Indien na de inwerkingtreding van dit Verdrag het aantal Verdragsluitende Partijen
tengevolge van opzeggingen is teruggebracht tot minder dan vijf, houdt de werking
van dit Verdrag op van de datum af, waarop de laatste opzegging rechtsgevolg heeft.
-
1 Ieder land kan bij de nederlegging van zijn akte van bekrachtiging of toetreding of
te eniger tijd daarna, door middel van een tot de Secretaris-Generaal van de Verenigde
Naties gerichte kennisgeving verklaren, dat dit Verdrag van toepassing zal zijn op
alle of een deel van de gebieden, welker internationale betrekkingen het behartigt.
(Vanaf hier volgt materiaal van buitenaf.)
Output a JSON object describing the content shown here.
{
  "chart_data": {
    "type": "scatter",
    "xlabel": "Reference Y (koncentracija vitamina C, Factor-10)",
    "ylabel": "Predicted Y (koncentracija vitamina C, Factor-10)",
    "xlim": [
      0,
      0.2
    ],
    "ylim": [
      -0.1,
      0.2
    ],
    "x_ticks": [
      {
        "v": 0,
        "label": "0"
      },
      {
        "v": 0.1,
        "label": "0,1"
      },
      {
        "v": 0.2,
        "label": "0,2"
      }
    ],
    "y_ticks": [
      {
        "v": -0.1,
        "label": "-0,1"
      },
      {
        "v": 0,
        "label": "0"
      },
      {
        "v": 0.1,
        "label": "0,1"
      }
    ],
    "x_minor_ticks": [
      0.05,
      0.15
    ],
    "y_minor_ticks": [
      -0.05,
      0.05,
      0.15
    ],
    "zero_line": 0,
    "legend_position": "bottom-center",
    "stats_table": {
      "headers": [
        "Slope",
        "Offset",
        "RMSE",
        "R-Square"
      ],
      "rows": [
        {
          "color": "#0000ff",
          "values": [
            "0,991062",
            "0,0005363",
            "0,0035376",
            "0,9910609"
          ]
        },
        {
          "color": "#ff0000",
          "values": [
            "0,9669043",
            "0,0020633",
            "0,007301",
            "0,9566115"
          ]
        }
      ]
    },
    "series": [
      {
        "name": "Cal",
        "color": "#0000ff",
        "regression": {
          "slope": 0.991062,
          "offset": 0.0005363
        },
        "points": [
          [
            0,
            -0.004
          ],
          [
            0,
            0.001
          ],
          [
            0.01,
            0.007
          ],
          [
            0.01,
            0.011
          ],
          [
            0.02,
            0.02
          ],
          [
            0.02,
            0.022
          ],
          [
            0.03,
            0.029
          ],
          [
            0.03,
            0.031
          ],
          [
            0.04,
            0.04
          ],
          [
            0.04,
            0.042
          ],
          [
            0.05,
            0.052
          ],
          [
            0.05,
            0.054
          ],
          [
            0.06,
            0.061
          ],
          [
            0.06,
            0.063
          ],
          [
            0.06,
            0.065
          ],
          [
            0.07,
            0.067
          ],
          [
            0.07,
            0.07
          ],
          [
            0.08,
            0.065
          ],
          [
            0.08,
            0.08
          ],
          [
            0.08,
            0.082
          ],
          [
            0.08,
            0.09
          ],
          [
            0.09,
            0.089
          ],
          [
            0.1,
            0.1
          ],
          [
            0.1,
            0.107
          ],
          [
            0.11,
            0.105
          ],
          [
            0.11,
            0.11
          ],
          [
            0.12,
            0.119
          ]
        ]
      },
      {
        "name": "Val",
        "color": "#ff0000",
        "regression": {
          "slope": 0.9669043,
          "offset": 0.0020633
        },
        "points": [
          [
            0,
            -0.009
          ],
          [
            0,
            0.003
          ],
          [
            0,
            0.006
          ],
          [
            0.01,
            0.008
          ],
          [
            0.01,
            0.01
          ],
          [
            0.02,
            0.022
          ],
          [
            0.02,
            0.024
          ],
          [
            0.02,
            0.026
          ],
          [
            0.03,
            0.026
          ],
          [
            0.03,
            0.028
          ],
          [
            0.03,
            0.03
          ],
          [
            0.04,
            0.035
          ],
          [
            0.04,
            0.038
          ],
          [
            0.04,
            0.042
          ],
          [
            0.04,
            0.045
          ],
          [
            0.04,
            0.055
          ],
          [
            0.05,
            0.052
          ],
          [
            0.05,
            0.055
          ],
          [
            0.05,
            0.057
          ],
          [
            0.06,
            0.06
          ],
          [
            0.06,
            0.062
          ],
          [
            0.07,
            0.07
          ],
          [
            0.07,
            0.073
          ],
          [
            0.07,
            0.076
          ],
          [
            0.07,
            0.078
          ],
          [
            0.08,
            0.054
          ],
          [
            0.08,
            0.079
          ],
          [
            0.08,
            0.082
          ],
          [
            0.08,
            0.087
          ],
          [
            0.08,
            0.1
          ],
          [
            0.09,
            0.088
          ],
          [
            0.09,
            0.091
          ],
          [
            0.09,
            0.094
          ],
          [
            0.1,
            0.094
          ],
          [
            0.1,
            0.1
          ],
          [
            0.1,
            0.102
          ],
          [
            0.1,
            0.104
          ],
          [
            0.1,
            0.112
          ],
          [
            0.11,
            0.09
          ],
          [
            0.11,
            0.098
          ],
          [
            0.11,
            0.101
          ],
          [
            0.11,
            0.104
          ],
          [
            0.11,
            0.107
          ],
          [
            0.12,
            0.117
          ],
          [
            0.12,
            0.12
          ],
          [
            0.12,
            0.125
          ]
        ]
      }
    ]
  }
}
Het Verdrag is op het gebied of de gebieden, vermeld in de kennisgeving, van toepassing
met ingang van de negentigste dag na ontvangst van deze kennisgeving door de Secretaris-Generaal
of, indien het Verdrag op die datum nog niet in werking is getreden, met ingang van
de dag der inwerkingtreding.
-
2 Ieder land, dat overeenkomstig het vorige lid een verklaring heeft afgelegd, waardoor
dit Verdrag van toepassing wordt op een gebied, welks internationale betrekkingen
het behartigt, kan overeenkomstig artikel 44 het Verdrag, voor wat dat gebied betreft,
opzeggen.
Ieder geschil tussen twee of meer Verdragsluitende Partijen betreffende de uitleg
of de toepassing van dit Verdrag, dat de Partijen niet door middel van onderhandelingen
of door andere middelen hebben kunnen regelen, kan op verzoek van één der betrokken
Verdragsluitende Partijen ter beslissing worden voorgelegd aan het Internationale
Gerechtshof.
-
1 Iedere Verdragsluitende Partij kan op het tijdstip, waarop zij dit Verdrag ondertekent
of bekrachtigt of ertoe toetreedt, verklaren dat zij zich niet door artikel 47 van
het Verdrag gebonden acht. De andere Verdragsluitende Partijen zijn niet door artikel
47 gebonden tegenover een Verdragsluitende Partij, die zulk een voorbehoud heeft gemaakt.
-
1 Nadat dit Verdrag gedurende drie jaar in werking is geweest, kan iedere Verdragsluitende
Partij door middel van een tot de Secretaris-Generaal van de Verenigde Naties gerichte
kennisgeving de bijeenroeping verzoeken van een conferentie teneinde dit Verdrag te
herzien. De Secretaris-Generaal geeft van dit verzoek kennis aan alle Verdragsluitende
Partijen en roept een conferentie tot herziening bijeen, indien binnen een termijn
van vier maanden na de door hem gedane kennisgeving, tenminste één vierde van de Verdragsluitende
Partijen hun instemming met dit verzoek aan hem hebben medegedeeld.
-
2 Indien een conferentie wordt bijeengeroepen overeenkomstig het vorige lid, stelt de
Secretaris-Generaal alle Verdragsluitende Partijen daarvan in kennis en nodigt hij
hen uit binnen een termijn van drie maanden voorstellen in te dienen welke zij door
de conferentie wensen bestudeerd te zien. De Secretaris-Generaal deelt de voorlopige
agenda van de conferentie alsmede de tekst van die voorstellen tenminste drie maanden
voor de openingsdatum van de conferentie aan alle Verdragsluitende Partijen mede.
-
3 De Secretaris-Generaal nodigt voor iedere conferentie, bijeengeroepen overeenkomstig
dit artikel, alle landen uit, die zijn bedoeld in het eerste lid van artikel 42, alsmede
de landen die partij bij het Verdrag zijn geworden door toepassing van het tweede
lid van artikel 42.
Behalve de kennisgevingen ingevolge artikel 49 geeft de Secretaris-Generaal van de
Verenigde Naties aan de in het eerste lid van artikel 42 bedoelde landen, alsmede
aan de landen, die partij bij het Verdrag zijn geworden door toepassing van het tweede
lid van artikel 42, kennis van:
-
a) de bekrachtigingen en toetredingen ingevolge artikel 42,
-
b) de data, waarop dit Verdrag in werking treedt overeenkomstig artikel 43,
-
c) de opzeggingen ingevolge artikel 44,
-
d) het overeenkomstig artikel 45 buiten werking treden van dit Verdrag,
-
e) de overeenkomstig artikel 46 ontvangen kennisgevingen,
-
f) de overeenkomstig het eerste en tweede lid van artikel 48 ontvangen verklaringen en
kennisgevingen.
Na 31 augustus 1956 wordt het origineel van dit Verdrag nedergelegd bij de Secretaris-Generaal
van de Verenigde Naties, die aan elke van de in het eerste en tweede lid van artikel
42 bedoelde landen gewaarmerkte afschriften doet toekomen.